In the lead up to the Amsterdam Summit in June 1997, it appeared likely that tax harmonization would be included in the action plan aimed at completing the Single Market by January 1999, to be approved by the Amsterdam Summit. However, with the election of Mr Jospin as Prime Minister of France on a platform which emphasized the need to protect national sovereignty in the face of European integration, the political will swung away from harmonization, and even in some respects away from EMU.
In the coming months we will have to watch whether EMU will begin on time and, if so, whether the resulting market forces will create a push for further harmonization in areas such as tax and labour laws. Mr de Silguy, the EU Monetary Affairs Commissioner, seems right to suggest that the states involved in the future EMU will inevitably move towards greater fiscal harmonization after the introduction of EMU in January 1999 in order to assure the single currency’s stability. If this proves correct, then states not involved in EMU may also find themselves compelled to follow suit and agree to further harmonization.
Although patience and perseverance will be required, much hope remains that EMU will evoke the requisite political will to harmonize tax and other laws, thereby eliminating the most significant national barriers now preventing NPOs from participating freely in the Single Market.
Bradley Gallop is an Associate Attorney-at-Law at the leading Brussels law firm Loeff Claeys Verbeke and a European Commission Expert on Social Economy Law.
The EC Communication
On 4 June 1997 the European Commission adopted the long-awaited paper on associations and foundations in the form of a Communication on Voluntary Organizations and Foundations.
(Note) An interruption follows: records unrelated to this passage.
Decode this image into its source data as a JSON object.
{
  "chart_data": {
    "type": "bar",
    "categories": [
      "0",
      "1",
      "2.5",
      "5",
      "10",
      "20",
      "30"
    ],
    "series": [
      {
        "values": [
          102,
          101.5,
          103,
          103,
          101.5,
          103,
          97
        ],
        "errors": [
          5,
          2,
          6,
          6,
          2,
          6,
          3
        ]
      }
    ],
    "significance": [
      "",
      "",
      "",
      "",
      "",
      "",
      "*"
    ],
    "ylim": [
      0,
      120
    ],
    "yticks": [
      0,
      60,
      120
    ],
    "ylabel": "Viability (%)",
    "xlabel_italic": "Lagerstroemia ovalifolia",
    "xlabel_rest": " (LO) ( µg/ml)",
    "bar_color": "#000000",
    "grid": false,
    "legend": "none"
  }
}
The primary purpose of the Communication is to raise consciousness and understanding of the association and foundation sector among policy-makers.
The Communication describes the legal and fiscal environment of non-profit organizations and foundations in the different Member States, the range of activities they carry out and their economic importance, as well as their contribution to solving social and economic problems. It illustrates the growing importance of the sector in Europe, but also the challenges and problems it currently faces, in particular in developing its transnational European work. Finally, the Communication proposes a series of specific measures at a European level as well as at Member State level, with a view to strengthening the development of the sector in Europe and improving its capacity to meet future needs and maximize its contribution to European integration.